Artusi dedica una sezione intera al gelato, raccogliendone ventidue ricette  molto diverse tra loro. Introducendo la sezione, dimostra il suo apprezzamento per il gelato:

Sarete quasi sicuri di dar nel gusto a tutti i vostri commensali se alla fine di un pranzo offrite loro dei sorbetti, oppure un pezzo gelato, specialmente nella stagione estiva. Il gelato, oltre ad appagare il gusto, avendo la proprietà di richiamare il calore allo stomaco, aiuta la digestione.

Il gastronomo registra anche la recente invenzione di sorbettiere americane, che rendono il lavoro più semplice. Ma vediamo la prima ricetta che Artusi ci propone:

Pezzo in gelo (biscuit)

Fate una crema con:

Acqua, grammi 140

Zucchero, grammi 50

Rossi d’uovo, n. 4

Odore di vaniglia

Mettetela al fuoco, rimestandola continuamente, e quando comincerà ad attaccarsi al mestolo, levatela ee montatela colla frusta […]. Montata che sia, unite alla medesima, adagino, grammi 150 di panna e ponete il composto in uno stampo fatto apposta pei pezzi in gelo […], lasciandolo gelare per tre ore almeno framezzo a un grosso strato di ghiaccio e sale.
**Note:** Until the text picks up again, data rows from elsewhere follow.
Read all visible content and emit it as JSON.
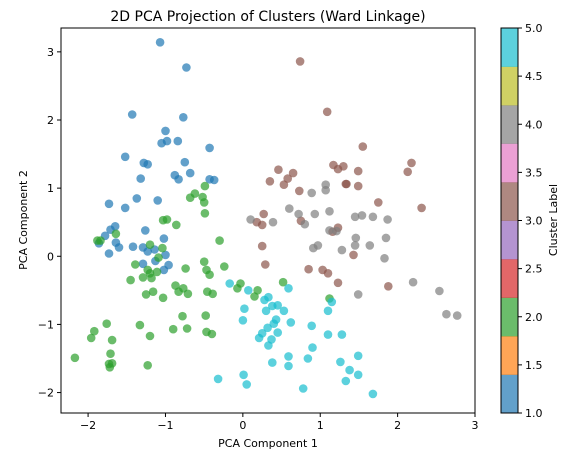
{
  "chart_data": {
    "type": "scatter",
    "title": "2D PCA Projection of Clusters (Ward Linkage)",
    "xlabel": "PCA Component 1",
    "ylabel": "PCA Component 2",
    "xlim": [
      -2.35,
      3.0
    ],
    "ylim": [
      -2.3,
      3.35
    ],
    "xticks": [
      -2,
      -1,
      0,
      1,
      2,
      3
    ],
    "yticks": [
      -2,
      -1,
      0,
      1,
      2,
      3
    ],
    "grid": false,
    "marker_alpha": 0.7,
    "colorbar": {
      "label": "Cluster Label",
      "range": [
        1.0,
        5.0
      ],
      "ticks": [
        1.0,
        1.5,
        2.0,
        2.5,
        3.0,
        3.5,
        4.0,
        4.5,
        5.0
      ],
      "tick_labels": [
        "1.0",
        "1.5",
        "2.0",
        "2.5",
        "3.0",
        "3.5",
        "4.0",
        "4.5",
        "5.0"
      ],
      "bands": [
        {
          "from": 1.0,
          "to": 1.4,
          "color": "#1f77b4"
        },
        {
          "from": 1.4,
          "to": 1.8,
          "color": "#ff7f0e"
        },
        {
          "from": 1.8,
          "to": 2.2,
          "color": "#2ca02c"
        },
        {
          "from": 2.2,
          "to": 2.6,
          "color": "#d62728"
        },
        {
          "from": 2.6,
          "to": 3.0,
          "color": "#9467bd"
        },
        {
          "from": 3.0,
          "to": 3.4,
          "color": "#8c564b"
        },
        {
          "from": 3.4,
          "to": 3.8,
          "color": "#e377c2"
        },
        {
          "from": 3.8,
          "to": 4.2,
          "color": "#7f7f7f"
        },
        {
          "from": 4.2,
          "to": 4.6,
          "color": "#bcbd22"
        },
        {
          "from": 4.6,
          "to": 5.0,
          "color": "#17becf"
        }
      ]
    },
    "series": [
      {
        "cluster": 1,
        "color": "#1f77b4",
        "points": [
          [
            -1.07,
            3.14
          ],
          [
            -0.73,
            2.77
          ],
          [
            -1.43,
            2.08
          ],
          [
            -0.77,
            2.04
          ],
          [
            -1.0,
            1.84
          ],
          [
            -0.98,
            1.69
          ],
          [
            -0.84,
            1.69
          ],
          [
            -1.05,
            1.66
          ],
          [
            -1.52,
            1.46
          ],
          [
            -0.43,
            1.59
          ],
          [
            -1.23,
            1.35
          ],
          [
            -1.28,
            1.37
          ],
          [
            -0.75,
            1.38
          ],
          [
            -1.32,
            1.14
          ],
          [
            -0.88,
            1.19
          ],
          [
            -0.83,
            1.13
          ],
          [
            -0.68,
            1.22
          ],
          [
            -0.43,
            1.13
          ],
          [
            -0.37,
            1.12
          ],
          [
            -1.37,
            0.85
          ],
          [
            -1.1,
            0.82
          ],
          [
            -1.52,
            0.71
          ],
          [
            -1.73,
            0.77
          ],
          [
            -1.26,
            0.38
          ],
          [
            -1.65,
            0.44
          ],
          [
            -1.71,
            0.39
          ],
          [
            -1.02,
            0.26
          ],
          [
            -1.64,
            0.2
          ],
          [
            -1.86,
            0.19
          ],
          [
            -1.78,
            0.3
          ],
          [
            -1.42,
            0.14
          ],
          [
            -1.29,
            0.13
          ],
          [
            -1.6,
            0.13
          ],
          [
            -1.73,
            0.04
          ],
          [
            -1.14,
            0.1
          ],
          [
            -1.23,
            0.07
          ],
          [
            -1.0,
            0.02
          ],
          [
            -1.13,
            -0.07
          ],
          [
            -1.29,
            -0.11
          ],
          [
            -0.96,
            -0.13
          ],
          [
            -1.02,
            -0.2
          ]
        ]
      },
      {
        "cluster": 2,
        "color": "#2ca02c",
        "points": [
          [
            -0.49,
            1.03
          ],
          [
            -0.52,
            0.87
          ],
          [
            -0.62,
            0.92
          ],
          [
            -0.68,
            0.86
          ],
          [
            -0.5,
            0.79
          ],
          [
            -0.49,
            0.63
          ],
          [
            -0.98,
            0.54
          ],
          [
            -1.03,
            0.53
          ],
          [
            -0.86,
            0.46
          ],
          [
            -1.64,
            0.33
          ],
          [
            -1.88,
            0.23
          ],
          [
            -1.84,
            0.23
          ],
          [
            -0.3,
            0.23
          ],
          [
            -1.2,
            0.17
          ],
          [
            -1.04,
            0.12
          ],
          [
            -1.09,
            -0.02
          ],
          [
            -1.39,
            -0.12
          ],
          [
            -1.23,
            -0.2
          ],
          [
            -1.11,
            -0.23
          ],
          [
            -1.2,
            -0.25
          ],
          [
            -0.74,
            -0.18
          ],
          [
            -0.5,
            -0.08
          ],
          [
            -0.47,
            -0.2
          ],
          [
            -0.43,
            -0.27
          ],
          [
            -0.24,
            -0.15
          ],
          [
            -1.29,
            -0.31
          ],
          [
            -1.18,
            -0.32
          ],
          [
            -1.45,
            -0.35
          ],
          [
            -0.03,
            -0.4
          ],
          [
            -0.87,
            -0.43
          ],
          [
            -0.77,
            -0.47
          ],
          [
            -0.71,
            -0.55
          ],
          [
            -0.83,
            -0.52
          ],
          [
            -1.25,
            -0.56
          ],
          [
            -1.16,
            -0.52
          ],
          [
            -0.46,
            -0.52
          ],
          [
            -0.39,
            -0.55
          ],
          [
            -1.03,
            -0.61
          ],
          [
            -0.07,
            -0.47
          ],
          [
            0.19,
            -0.5
          ],
          [
            0.15,
            -0.59
          ],
          [
            -0.78,
            -0.88
          ],
          [
            -0.48,
            -0.87
          ],
          [
            -0.72,
            -1.06
          ],
          [
            -0.9,
            -1.07
          ],
          [
            -1.33,
            -1.01
          ],
          [
            -1.2,
            -1.17
          ],
          [
            -0.47,
            -1.11
          ],
          [
            -0.4,
            -1.14
          ],
          [
            -1.76,
            -0.99
          ],
          [
            -1.92,
            -1.1
          ],
          [
            -1.96,
            -1.2
          ],
          [
            -1.69,
            -1.23
          ],
          [
            -1.71,
            -1.43
          ],
          [
            -1.69,
            -1.57
          ],
          [
            -1.73,
            -1.58
          ],
          [
            -1.72,
            -1.63
          ],
          [
            -2.17,
            -1.49
          ],
          [
            -1.23,
            -1.6
          ],
          [
            0.52,
            -0.38
          ],
          [
            1.12,
            -0.62
          ]
        ]
      },
      {
        "cluster": 3,
        "color": "#8c564b",
        "points": [
          [
            0.74,
            2.86
          ],
          [
            1.09,
            2.12
          ],
          [
            1.55,
            1.61
          ],
          [
            0.46,
            1.27
          ],
          [
            0.58,
            1.14
          ],
          [
            0.65,
            1.22
          ],
          [
            0.53,
            1.05
          ],
          [
            0.35,
            1.1
          ],
          [
            0.73,
            0.96
          ],
          [
            1.17,
            1.34
          ],
          [
            1.23,
            1.28
          ],
          [
            1.3,
            1.32
          ],
          [
            1.49,
            1.25
          ],
          [
            1.33,
            1.06
          ],
          [
            1.34,
            1.06
          ],
          [
            1.49,
            1.03
          ],
          [
            2.18,
            1.37
          ],
          [
            2.13,
            1.24
          ],
          [
            1.75,
            0.79
          ],
          [
            2.31,
            0.71
          ],
          [
            0.27,
            0.62
          ],
          [
            0.18,
            0.5
          ],
          [
            0.25,
            0.46
          ],
          [
            0.75,
            0.52
          ],
          [
            1.23,
            0.42
          ],
          [
            1.16,
            0.36
          ],
          [
            0.25,
            0.15
          ],
          [
            0.29,
            -0.12
          ],
          [
            1.43,
            0.02
          ],
          [
            0.85,
            -0.19
          ],
          [
            1.03,
            -0.2
          ],
          [
            1.1,
            -0.25
          ],
          [
            1.23,
            -0.39
          ],
          [
            1.88,
            -0.44
          ]
        ]
      },
      {
        "cluster": 4,
        "color": "#7f7f7f",
        "points": [
          [
            0.89,
            0.93
          ],
          [
            1.07,
            1.05
          ],
          [
            1.07,
            0.97
          ],
          [
            0.6,
            0.7
          ],
          [
            0.72,
            0.62
          ],
          [
            0.93,
            0.62
          ],
          [
            1.12,
            0.66
          ],
          [
            1.45,
            0.58
          ],
          [
            1.54,
            0.6
          ],
          [
            1.68,
            0.58
          ],
          [
            1.87,
            0.54
          ],
          [
            0.1,
            0.54
          ],
          [
            0.39,
            0.5
          ],
          [
            0.8,
            0.47
          ],
          [
            1.12,
            0.38
          ],
          [
            1.21,
            0.37
          ],
          [
            1.46,
            0.27
          ],
          [
            1.85,
            0.27
          ],
          [
            1.64,
            0.16
          ],
          [
            1.45,
            0.16
          ],
          [
            0.97,
            0.16
          ],
          [
            0.91,
            0.12
          ],
          [
            1.28,
            0.09
          ],
          [
            1.83,
            -0.03
          ],
          [
            2.2,
            -0.38
          ],
          [
            2.54,
            -0.51
          ],
          [
            2.63,
            -0.85
          ],
          [
            2.77,
            -0.87
          ],
          [
            1.49,
            -0.56
          ]
        ]
      },
      {
        "cluster": 5,
        "color": "#17becf",
        "points": [
          [
            -0.17,
            -0.4
          ],
          [
            0.07,
            -0.5
          ],
          [
            0.59,
            -0.47
          ],
          [
            0.33,
            -0.6
          ],
          [
            0.28,
            -0.64
          ],
          [
            0.45,
            -0.72
          ],
          [
            0.38,
            -0.73
          ],
          [
            0.3,
            -0.8
          ],
          [
            0.53,
            -0.8
          ],
          [
            0.02,
            -0.77
          ],
          [
            1.1,
            -0.8
          ],
          [
            1.15,
            -0.67
          ],
          [
            0.43,
            -0.93
          ],
          [
            0.62,
            -0.97
          ],
          [
            0.89,
            -1.02
          ],
          [
            0.4,
            -0.99
          ],
          [
            0.32,
            -1.05
          ],
          [
            0.0,
            -0.94
          ],
          [
            0.25,
            -1.13
          ],
          [
            0.21,
            -1.2
          ],
          [
            0.45,
            -1.12
          ],
          [
            0.37,
            -1.22
          ],
          [
            1.1,
            -1.15
          ],
          [
            1.28,
            -1.15
          ],
          [
            0.33,
            -1.31
          ],
          [
            0.9,
            -1.34
          ],
          [
            0.84,
            -1.5
          ],
          [
            0.59,
            -1.47
          ],
          [
            1.49,
            -1.46
          ],
          [
            1.26,
            -1.55
          ],
          [
            0.38,
            -1.56
          ],
          [
            0.59,
            -1.61
          ],
          [
            -0.32,
            -1.8
          ],
          [
            0.01,
            -1.74
          ],
          [
            0.05,
            -1.88
          ],
          [
            1.38,
            -1.67
          ],
          [
            1.49,
            -1.74
          ],
          [
            1.33,
            -1.83
          ],
          [
            0.78,
            -1.94
          ],
          [
            1.68,
            -2.02
          ]
        ]
      }
    ]
  }
}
Questa dose potrà bastare per sette od otto persone e sarà un dolce molto gradito.

Come si vede, la ricetta è semplice e spiegata in modo pratico e lineare: non è difficile immaginarsi una una signora agli inizi del Novecento, alle prese con ghiaccio e sale (tra l’altro, permettetemi di far notare che effettivamente il gelato rischiava di risultare davvero dolce e un po’ salato) cercando di seguire fedelmente la ricetta “dell’Artusi”: proprio per questo motivo il libro ha goduto di un successo inaspettato e ha contribuito non solo all’evoluzione della cultura gastronomica italiana, ma anche all’unificazione e al consolidamento culturale dell’Italia da poco unita.